By representing the graph as a matrix, where each node in the graph is assigned one row and one column of the matrix and the number value where one node represented by a row and another node represented by a column intersect represents the capacity for transferring items between those two nodes. In the branch of mathematics known as linear algebra, a row of a matrix can also be interpreted as a mathematical equation, and the tools of linear algebra enable the simultaneous solution of all the equations embodied by all of a matrix’s rows. By repeatedly modifying the numbers in the matrix and re-solving the equations of the Laplacian system, the researchers effectively evaluate the whole graph at once, which turns out to be more efficient than trying out paths one by one.

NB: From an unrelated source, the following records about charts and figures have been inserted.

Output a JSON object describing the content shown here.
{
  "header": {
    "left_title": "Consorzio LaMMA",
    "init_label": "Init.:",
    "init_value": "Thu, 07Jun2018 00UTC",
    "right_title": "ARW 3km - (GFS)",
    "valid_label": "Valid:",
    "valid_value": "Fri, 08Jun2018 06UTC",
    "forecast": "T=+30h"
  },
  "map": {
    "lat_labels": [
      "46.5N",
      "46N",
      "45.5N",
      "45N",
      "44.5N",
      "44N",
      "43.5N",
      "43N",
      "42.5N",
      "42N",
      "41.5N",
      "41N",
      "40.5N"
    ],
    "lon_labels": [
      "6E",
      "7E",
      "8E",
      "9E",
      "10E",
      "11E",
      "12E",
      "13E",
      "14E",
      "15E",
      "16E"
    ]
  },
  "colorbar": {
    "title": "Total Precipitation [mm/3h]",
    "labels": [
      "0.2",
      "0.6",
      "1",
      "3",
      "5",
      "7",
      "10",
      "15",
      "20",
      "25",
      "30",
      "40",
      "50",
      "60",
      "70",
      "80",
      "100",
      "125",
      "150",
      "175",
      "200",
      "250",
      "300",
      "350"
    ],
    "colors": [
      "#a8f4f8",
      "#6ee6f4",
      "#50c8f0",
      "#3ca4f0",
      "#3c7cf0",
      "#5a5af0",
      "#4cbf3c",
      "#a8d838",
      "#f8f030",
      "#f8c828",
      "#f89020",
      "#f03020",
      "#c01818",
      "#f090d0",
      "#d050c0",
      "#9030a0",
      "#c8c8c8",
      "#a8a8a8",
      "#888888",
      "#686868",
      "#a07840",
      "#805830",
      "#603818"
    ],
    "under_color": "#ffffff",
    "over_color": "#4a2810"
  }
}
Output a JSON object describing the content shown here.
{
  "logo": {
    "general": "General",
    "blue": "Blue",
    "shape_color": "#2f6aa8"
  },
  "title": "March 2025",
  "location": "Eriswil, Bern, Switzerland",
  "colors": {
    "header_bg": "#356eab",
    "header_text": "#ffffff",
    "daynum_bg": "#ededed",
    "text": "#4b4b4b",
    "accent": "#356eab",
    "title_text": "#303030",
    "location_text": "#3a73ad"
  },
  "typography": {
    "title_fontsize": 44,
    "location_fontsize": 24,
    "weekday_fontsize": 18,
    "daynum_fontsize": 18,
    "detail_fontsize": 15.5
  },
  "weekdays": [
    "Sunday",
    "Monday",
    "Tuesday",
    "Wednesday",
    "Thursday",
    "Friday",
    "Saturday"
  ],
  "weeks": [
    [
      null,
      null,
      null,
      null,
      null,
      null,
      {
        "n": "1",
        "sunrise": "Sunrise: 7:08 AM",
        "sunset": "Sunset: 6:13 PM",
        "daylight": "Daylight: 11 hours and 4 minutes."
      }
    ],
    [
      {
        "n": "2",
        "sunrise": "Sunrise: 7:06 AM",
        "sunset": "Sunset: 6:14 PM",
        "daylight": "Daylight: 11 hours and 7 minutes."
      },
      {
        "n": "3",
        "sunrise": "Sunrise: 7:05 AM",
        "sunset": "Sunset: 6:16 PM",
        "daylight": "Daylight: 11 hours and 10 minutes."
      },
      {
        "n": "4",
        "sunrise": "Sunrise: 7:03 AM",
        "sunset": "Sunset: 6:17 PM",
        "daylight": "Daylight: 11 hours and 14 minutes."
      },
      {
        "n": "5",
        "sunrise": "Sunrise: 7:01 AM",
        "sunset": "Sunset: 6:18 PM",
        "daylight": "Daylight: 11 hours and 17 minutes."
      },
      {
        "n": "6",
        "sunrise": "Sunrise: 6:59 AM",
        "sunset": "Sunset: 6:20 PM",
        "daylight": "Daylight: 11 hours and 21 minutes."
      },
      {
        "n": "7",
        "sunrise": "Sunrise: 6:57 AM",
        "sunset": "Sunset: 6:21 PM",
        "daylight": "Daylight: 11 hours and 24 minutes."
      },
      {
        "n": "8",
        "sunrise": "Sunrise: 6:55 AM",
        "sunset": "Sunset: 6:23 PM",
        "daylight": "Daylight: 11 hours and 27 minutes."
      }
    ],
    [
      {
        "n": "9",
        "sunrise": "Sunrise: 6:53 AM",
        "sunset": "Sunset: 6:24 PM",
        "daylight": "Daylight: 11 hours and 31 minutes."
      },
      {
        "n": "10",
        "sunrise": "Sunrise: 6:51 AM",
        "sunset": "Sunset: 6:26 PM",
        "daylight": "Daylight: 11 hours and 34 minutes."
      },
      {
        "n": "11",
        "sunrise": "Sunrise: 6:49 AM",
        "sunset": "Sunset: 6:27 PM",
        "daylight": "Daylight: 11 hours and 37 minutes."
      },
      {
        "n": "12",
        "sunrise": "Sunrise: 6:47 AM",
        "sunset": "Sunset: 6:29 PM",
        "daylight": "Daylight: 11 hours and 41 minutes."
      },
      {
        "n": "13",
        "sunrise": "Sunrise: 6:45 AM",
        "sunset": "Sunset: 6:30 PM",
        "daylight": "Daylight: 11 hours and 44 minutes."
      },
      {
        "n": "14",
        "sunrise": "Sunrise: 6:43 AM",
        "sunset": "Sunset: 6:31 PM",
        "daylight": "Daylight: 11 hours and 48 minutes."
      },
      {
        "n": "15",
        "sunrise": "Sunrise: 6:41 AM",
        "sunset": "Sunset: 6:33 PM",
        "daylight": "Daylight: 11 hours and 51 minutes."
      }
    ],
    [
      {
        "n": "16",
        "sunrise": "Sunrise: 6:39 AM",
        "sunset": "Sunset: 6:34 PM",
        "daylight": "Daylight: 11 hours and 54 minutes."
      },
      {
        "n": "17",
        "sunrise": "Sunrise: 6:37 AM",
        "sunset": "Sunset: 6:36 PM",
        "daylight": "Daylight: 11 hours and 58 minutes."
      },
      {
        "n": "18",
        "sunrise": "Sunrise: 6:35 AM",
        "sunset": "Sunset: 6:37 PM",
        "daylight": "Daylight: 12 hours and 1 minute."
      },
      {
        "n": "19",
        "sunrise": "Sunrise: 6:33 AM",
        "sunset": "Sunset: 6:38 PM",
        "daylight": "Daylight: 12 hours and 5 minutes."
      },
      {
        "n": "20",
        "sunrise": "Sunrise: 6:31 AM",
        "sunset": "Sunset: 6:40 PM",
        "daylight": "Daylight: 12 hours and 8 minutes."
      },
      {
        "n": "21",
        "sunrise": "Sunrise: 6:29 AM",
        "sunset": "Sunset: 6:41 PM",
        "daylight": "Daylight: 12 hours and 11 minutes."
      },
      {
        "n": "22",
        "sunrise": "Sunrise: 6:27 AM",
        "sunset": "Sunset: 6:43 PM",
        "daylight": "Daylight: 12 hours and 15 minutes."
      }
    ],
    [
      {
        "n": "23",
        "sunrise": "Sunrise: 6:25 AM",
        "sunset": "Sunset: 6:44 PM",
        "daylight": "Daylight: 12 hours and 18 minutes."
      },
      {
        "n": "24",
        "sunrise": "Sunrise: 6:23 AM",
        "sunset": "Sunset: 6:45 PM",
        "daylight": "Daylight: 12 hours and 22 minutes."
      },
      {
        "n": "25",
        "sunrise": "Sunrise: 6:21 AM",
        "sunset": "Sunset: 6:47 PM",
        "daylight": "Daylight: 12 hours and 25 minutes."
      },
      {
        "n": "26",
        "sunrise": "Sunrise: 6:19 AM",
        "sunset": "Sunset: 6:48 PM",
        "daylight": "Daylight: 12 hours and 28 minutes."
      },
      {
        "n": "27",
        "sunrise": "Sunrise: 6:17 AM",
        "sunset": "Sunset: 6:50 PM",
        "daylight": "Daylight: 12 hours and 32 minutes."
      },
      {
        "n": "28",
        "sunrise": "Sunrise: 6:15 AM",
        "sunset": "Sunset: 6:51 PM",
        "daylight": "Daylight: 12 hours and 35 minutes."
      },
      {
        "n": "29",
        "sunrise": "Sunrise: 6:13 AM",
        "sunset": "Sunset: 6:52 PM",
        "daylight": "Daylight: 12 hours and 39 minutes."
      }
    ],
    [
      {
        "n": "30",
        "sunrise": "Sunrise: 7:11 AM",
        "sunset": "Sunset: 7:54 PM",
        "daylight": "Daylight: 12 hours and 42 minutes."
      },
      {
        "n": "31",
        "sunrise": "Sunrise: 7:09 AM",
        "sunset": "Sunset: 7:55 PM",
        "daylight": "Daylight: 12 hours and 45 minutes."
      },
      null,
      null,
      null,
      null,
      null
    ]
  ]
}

If V is the number of vertices in a graph, and E is the number of edges between them, then the execution of the fastest previous max-flow algorithm was proportional to (V + E)^(3/2). The execution of the new algorithm is proportional to (V + E)^(4/3). For a network like the Internet, which has hundreds of billions of nodes, the new algorithm could solve the max-flow problem hundreds of times faster than its predecessor.  In addition to the immediate practical use of the algorithm, its breakthrough approach will likely cause a paradigm shift in a number of fields and their approach to related problems.